Socio-cultural perspective

Jordan remained a part of Natural Syria until 1921 when the Eastern Jordan Emirate was founded and put under the British Mandate. French and British colonisation divided the Arab lands shortly after the fall of the Ottoman Empire. Despite Britain’s recognition of the independence of the Eastern Jordan Emirate on 25 July, 1923, and a promise to set an agreement to stabilise the relationship between the two countries and adopt a constitution for the new born state, the first Jordanian British Treaty on 20 February, 1928, did not fulfil the demands of Jordanians for an independent, full-sovereignty state. As a result, the Jordanian people were outraged and sought to hold the first national conference to discuss the terms of the treaty and agree on a political agenda. The national conference was held in Amman on 25 July, 1928, with many of the country’s sheikhs and elites participating. This conference, considered a legislative representative of the Jordanian people, led to an implementing committee that took charge of leading the Jordanian national movement, as well as issuing “the Jordanian National Charter” as the first national political document with a specific agenda. According to researcher Hani Al-Amad in his book "Cultural Policy in Jordan", the citizens of this Emirate were dispersed as follows: 65% peasants, 30% Bedouins and 5% workmen who lived in rural villages or small communities. Education was available up to 6th grade, at 21 schools, and in the Turkish Language because of the prevailing Ottoman heritage. The United Nations agreed on putting an end to the British Mandate over Jordan on 25 May, 1946, and the second British – Jordanian Treaty was signed. In this Treaty, Britain recognised the independence of Eastern Jordan under the name of The Hashemite Jordanian Kingdom.

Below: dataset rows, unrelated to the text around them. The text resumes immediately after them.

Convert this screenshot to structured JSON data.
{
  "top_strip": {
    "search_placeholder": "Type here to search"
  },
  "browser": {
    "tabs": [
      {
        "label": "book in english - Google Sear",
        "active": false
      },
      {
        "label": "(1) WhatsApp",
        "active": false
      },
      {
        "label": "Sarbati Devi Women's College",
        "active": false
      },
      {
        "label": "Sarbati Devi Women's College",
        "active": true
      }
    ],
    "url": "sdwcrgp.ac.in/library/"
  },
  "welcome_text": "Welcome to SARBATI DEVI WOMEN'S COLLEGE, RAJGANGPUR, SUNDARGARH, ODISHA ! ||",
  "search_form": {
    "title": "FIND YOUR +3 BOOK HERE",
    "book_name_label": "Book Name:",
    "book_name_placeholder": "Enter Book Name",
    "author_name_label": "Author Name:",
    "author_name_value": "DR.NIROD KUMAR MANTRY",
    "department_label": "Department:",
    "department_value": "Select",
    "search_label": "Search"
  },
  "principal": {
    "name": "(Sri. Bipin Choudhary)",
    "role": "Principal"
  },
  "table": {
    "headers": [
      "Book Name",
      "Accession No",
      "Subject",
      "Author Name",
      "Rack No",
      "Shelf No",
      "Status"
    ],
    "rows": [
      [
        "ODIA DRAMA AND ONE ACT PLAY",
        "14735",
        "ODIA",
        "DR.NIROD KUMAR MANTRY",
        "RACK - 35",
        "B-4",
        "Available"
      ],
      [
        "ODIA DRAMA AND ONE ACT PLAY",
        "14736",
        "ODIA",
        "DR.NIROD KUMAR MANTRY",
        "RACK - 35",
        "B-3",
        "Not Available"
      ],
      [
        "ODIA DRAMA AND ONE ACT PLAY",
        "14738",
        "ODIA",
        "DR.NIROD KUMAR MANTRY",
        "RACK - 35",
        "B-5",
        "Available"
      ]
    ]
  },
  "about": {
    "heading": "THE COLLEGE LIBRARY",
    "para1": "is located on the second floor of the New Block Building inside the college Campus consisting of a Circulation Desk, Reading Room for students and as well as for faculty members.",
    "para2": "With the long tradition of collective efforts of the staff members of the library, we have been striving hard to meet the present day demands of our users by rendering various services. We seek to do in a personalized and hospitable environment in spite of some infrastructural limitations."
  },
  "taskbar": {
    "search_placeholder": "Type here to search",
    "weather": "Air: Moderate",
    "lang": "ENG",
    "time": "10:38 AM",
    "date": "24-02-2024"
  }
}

The Jordanian legislative council held meetings right after the meetings of the municipal councils, and the majority agreed on announcing the Jordanian lands as one independent state with a monarchy and parliamentary government. Abdullah Bin Al-Husain was granted a pledge of allegiance as a legislative king.  


In May 1948, Jordanian and Arab armies lost battles to the Jewish militias that announced the birth of the Israeli state over Palestinian soil and as a consequence, a truce line was drawn which added the West Bank to Eastern Jordan. The Jordanian State Council, the representative of the two banks, announced a decision to support the unity in 1950. Approximately 100,000 refugees crossed the Jordan River and sought sanctuary in temporary camps, schools and mosques or cities and villages. The refugees stayed in tents until the end of the fifties, when the UNRWA replaced the tents with houses made of bricks. The population of the Kingdom had doubled due to the migration of Circassians, Armenians, Syrians, Lebanese and Palestinians (prior to Nakba), so that the demographic balance changed in 1950 to the following: 45% peasants, 26% Bedouins and 29% city workmen and city dwellers. In 1952, the Kingdom’s population reached 586,200 of which 300,170 were male.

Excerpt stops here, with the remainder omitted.